Ava Lark is different. She’s divorced, an unusual state of being in 1956, and one that the women at her part-time job and in her neighborhood treat as though it’s a contagious disease. And she’s Jewish, which leaves those same women feeling affronted when she declines to decorate for Christmas.
Ava struggles to believe that she deserves a happy life, even years after her husband, Brian, left her for a mistress. She blames herself for his departure, as does their son, Lewis. Ava makes his life worse, Lewis believes, by not dressing or acting like other mothers, whose fear of anyone different is only exacerbated by the Cold War. Lewis’ only solace is in his friends Rose and Jimmy, the other fatherless children on his suburban Boston street.
After 12-year-old Jimmy vanishes, his sister Rose, at age 13, joins Ava and Lewis in shouldering the blame for a loss that isn’t her fault. Rose’s mother is convinced that if Rose had been with her brother that afternoon, he would still be around.

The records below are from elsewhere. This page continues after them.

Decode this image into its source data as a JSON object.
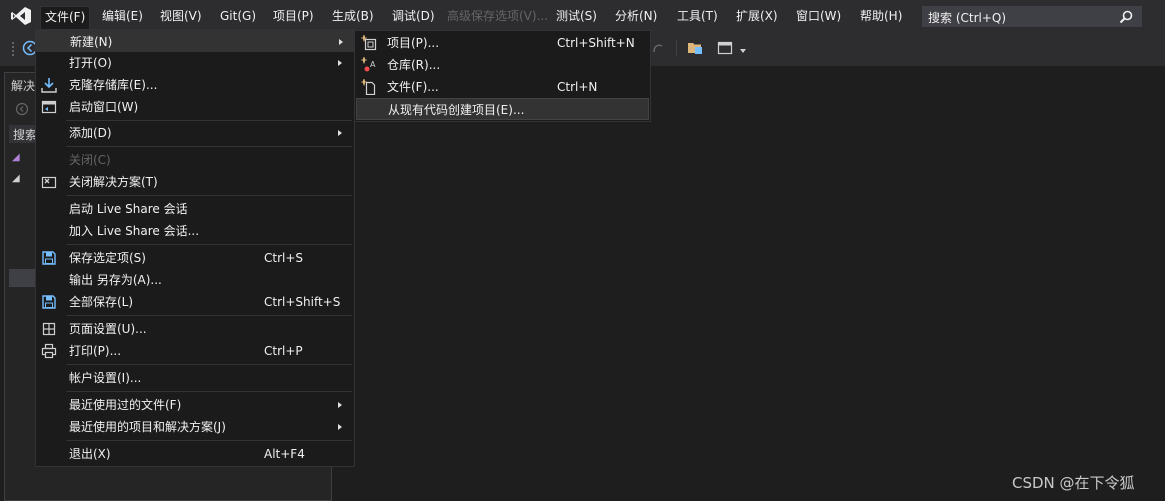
{
  "menubar": {
    "items": [
      {
        "label": "文件(F)"
      },
      {
        "label": "编辑(E)"
      },
      {
        "label": "视图(V)"
      },
      {
        "label": "Git(G)"
      },
      {
        "label": "项目(P)"
      },
      {
        "label": "生成(B)"
      },
      {
        "label": "调试(D)"
      },
      {
        "label": "高级保存选项(V)..."
      },
      {
        "label": "测试(S)"
      },
      {
        "label": "分析(N)"
      },
      {
        "label": "工具(T)"
      },
      {
        "label": "扩展(X)"
      },
      {
        "label": "窗口(W)"
      },
      {
        "label": "帮助(H)"
      }
    ],
    "search_label": "搜索 (Ctrl+Q)"
  },
  "solution_explorer": {
    "title": "解决",
    "search_label": "搜索"
  },
  "file_menu": {
    "items": [
      {
        "label": "新建(N)",
        "shortcut": "",
        "icon": "none"
      },
      {
        "label": "打开(O)",
        "shortcut": "",
        "icon": "none"
      },
      {
        "label": "克隆存储库(E)...",
        "shortcut": "",
        "icon": "download-icon"
      },
      {
        "label": "启动窗口(W)",
        "shortcut": "",
        "icon": "start-window-icon"
      },
      {
        "label": "添加(D)",
        "shortcut": "",
        "icon": "none"
      },
      {
        "label": "关闭(C)",
        "shortcut": "",
        "icon": "none"
      },
      {
        "label": "关闭解决方案(T)",
        "shortcut": "",
        "icon": "close-solution-icon"
      },
      {
        "label": "启动 Live Share 会话",
        "shortcut": "",
        "icon": "none"
      },
      {
        "label": "加入 Live Share 会话...",
        "shortcut": "",
        "icon": "none"
      },
      {
        "label": "保存选定项(S)",
        "shortcut": "Ctrl+S",
        "icon": "save-icon"
      },
      {
        "label": "输出 另存为(A)...",
        "shortcut": "",
        "icon": "none"
      },
      {
        "label": "全部保存(L)",
        "shortcut": "Ctrl+Shift+S",
        "icon": "save-all-icon"
      },
      {
        "label": "页面设置(U)...",
        "shortcut": "",
        "icon": "page-setup-icon"
      },
      {
        "label": "打印(P)...",
        "shortcut": "Ctrl+P",
        "icon": "print-icon"
      },
      {
        "label": "帐户设置(I)...",
        "shortcut": "",
        "icon": "none"
      },
      {
        "label": "最近使用过的文件(F)",
        "shortcut": "",
        "icon": "none"
      },
      {
        "label": "最近使用的项目和解决方案(J)",
        "shortcut": "",
        "icon": "none"
      },
      {
        "label": "退出(X)",
        "shortcut": "Alt+F4",
        "icon": "none"
      }
    ]
  },
  "new_submenu": {
    "items": [
      {
        "label": "项目(P)...",
        "shortcut": "Ctrl+Shift+N",
        "icon": "new-project-icon"
      },
      {
        "label": "仓库(R)...",
        "shortcut": "",
        "icon": "repository-icon"
      },
      {
        "label": "文件(F)...",
        "shortcut": "Ctrl+N",
        "icon": "new-file-icon"
      },
      {
        "label": "从现有代码创建项目(E)...",
        "shortcut": "",
        "icon": "none"
      }
    ]
  },
  "watermark": "CSDN @在下令狐",
  "colors": {
    "background": "#1e1e1e",
    "menubar": "#2d2d30",
    "menu_bg": "#1b1b1c",
    "highlight": "#333334",
    "accent_purple": "#b180d7",
    "icon_blue": "#75beff"
  }
}
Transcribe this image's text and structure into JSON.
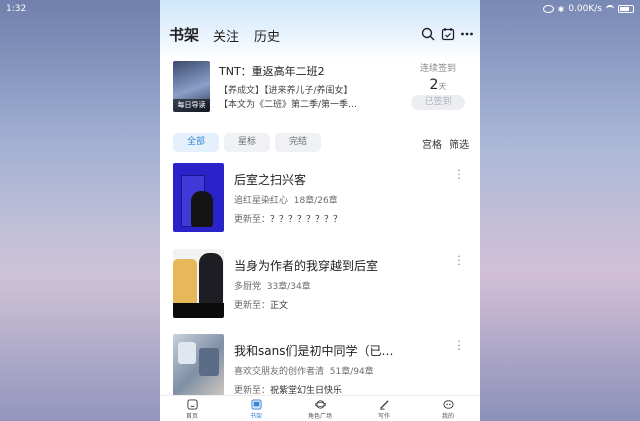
{
  "status": {
    "time": "1:32",
    "speed": "0.00K/s"
  },
  "header": {
    "tabs": [
      {
        "label": "书架",
        "active": true
      },
      {
        "label": "关注",
        "active": false
      },
      {
        "label": "历史",
        "active": false
      }
    ],
    "icons": [
      "search-icon",
      "calendar-check-icon",
      "more-icon"
    ]
  },
  "banner": {
    "cover_tag": "每日导读",
    "title": "TNT：重返高年二班2",
    "line1": "【养成文】【进来养儿子/养闺女】",
    "line2": "【本文为《二班》第二季/第一季…",
    "signin_label": "连续签到",
    "signin_days": "2",
    "signin_unit": "天",
    "signin_button": "已签到"
  },
  "filters": {
    "chips": [
      {
        "label": "全部",
        "active": true
      },
      {
        "label": "星标",
        "active": false
      },
      {
        "label": "完结",
        "active": false
      }
    ],
    "grid_label": "宫格",
    "filter_label": "筛选"
  },
  "books": [
    {
      "title": "后室之扫兴客",
      "author": "追红星染红心",
      "progress": "18章/26章",
      "update_prefix": "更新至：",
      "update": "？？？？？？？？"
    },
    {
      "title": "当身为作者的我穿越到后室",
      "author": "多厨党",
      "progress": "33章/34章",
      "update_prefix": "更新至：",
      "update": "正文"
    },
    {
      "title": "我和sans们是初中同学（已…",
      "author": "喜欢交朋友的创作者清",
      "progress": "51章/94章",
      "update_prefix": "更新至：",
      "update": "祝紫堂幻生日快乐"
    }
  ],
  "bottom_nav": [
    {
      "label": "首页",
      "icon": "home-icon",
      "active": false
    },
    {
      "label": "书架",
      "icon": "bookshelf-icon",
      "active": true
    },
    {
      "label": "角色广场",
      "icon": "planet-icon",
      "active": false
    },
    {
      "label": "写作",
      "icon": "pen-icon",
      "active": false
    },
    {
      "label": "我的",
      "icon": "profile-icon",
      "active": false
    }
  ],
  "colors": {
    "accent": "#3a86d8",
    "top_gradient": "#cfe6fb"
  }
}
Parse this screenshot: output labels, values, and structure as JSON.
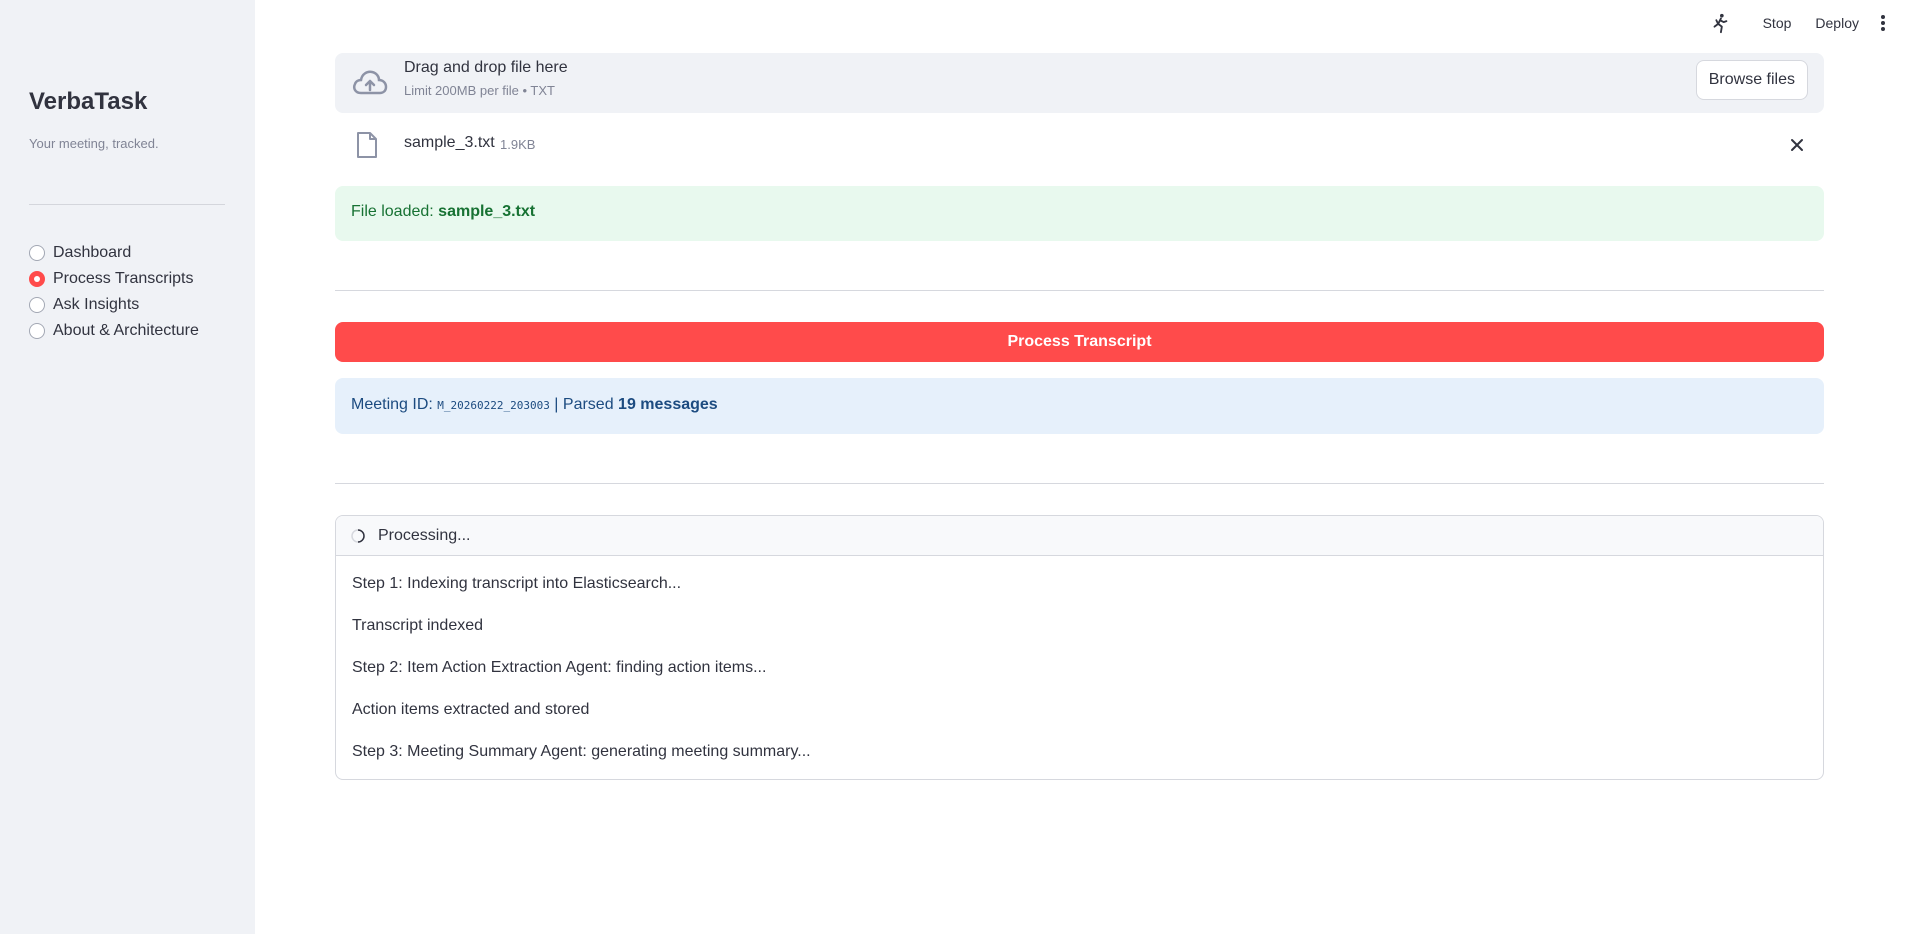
{
  "sidebar": {
    "title": "VerbaTask",
    "tagline": "Your meeting, tracked.",
    "nav": [
      {
        "label": "Dashboard",
        "selected": false
      },
      {
        "label": "Process Transcripts",
        "selected": true
      },
      {
        "label": "Ask Insights",
        "selected": false
      },
      {
        "label": "About & Architecture",
        "selected": false
      }
    ]
  },
  "toolbar": {
    "running_icon": "running-man-icon",
    "stop_label": "Stop",
    "deploy_label": "Deploy",
    "menu_icon": "kebab-menu-icon"
  },
  "uploader": {
    "icon": "cloud-upload-icon",
    "title": "Drag and drop file here",
    "limit": "Limit 200MB per file • TXT",
    "browse_label": "Browse files",
    "file": {
      "icon": "file-icon",
      "name": "sample_3.txt",
      "size": "1.9KB",
      "remove_icon": "close-icon"
    }
  },
  "success": {
    "prefix": "File loaded: ",
    "filename": "sample_3.txt",
    "color": "#177233",
    "background": "#e8f9ee"
  },
  "process_button": {
    "label": "Process Transcript",
    "color": "#ff4b4b"
  },
  "info": {
    "meeting_label": "Meeting ID: ",
    "meeting_id": "M_20260222_203003",
    "separator": " | Parsed ",
    "messages": "19 messages"
  },
  "status": {
    "icon": "spinner-icon",
    "header": "Processing...",
    "steps": [
      "Step 1: Indexing transcript into Elasticsearch...",
      "Transcript indexed",
      "Step 2: Item Action Extraction Agent: finding action items...",
      "Action items extracted and stored",
      "Step 3: Meeting Summary Agent: generating meeting summary..."
    ]
  }
}
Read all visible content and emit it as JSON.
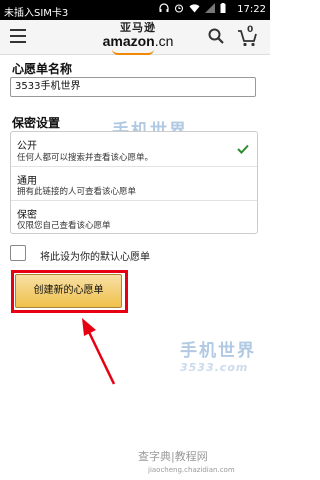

Lewis likewise regrets not meeting his friend at the appointed time on that fateful day.
Jimmy’s disappearance leaves those who were close to him questioning who they are and what they know to be true—questions that continue to haunt them years later. Both Lewis and Rose have held people at arm’s length, reluctant to let others into their lives for fear of sharing their past. Indeed, in Caroline Leavitt’s 10th novel, Is This Tomorrow, the past colors each moment in the characters’ present. As they attempt to discover what’s behind Jimmy’s disappearance and their resulting tumultuous lives, Rose, Lewis and Ava must retrace their steps to find understanding.
Leavitt’s compelling work explores how a tragedy casts a shadow—not only upon the days that immediately follow, but sometimes the rest of a life. Life isn’t always what we expect, a fact that is thoughtfully explored in this beautifully rendered tale.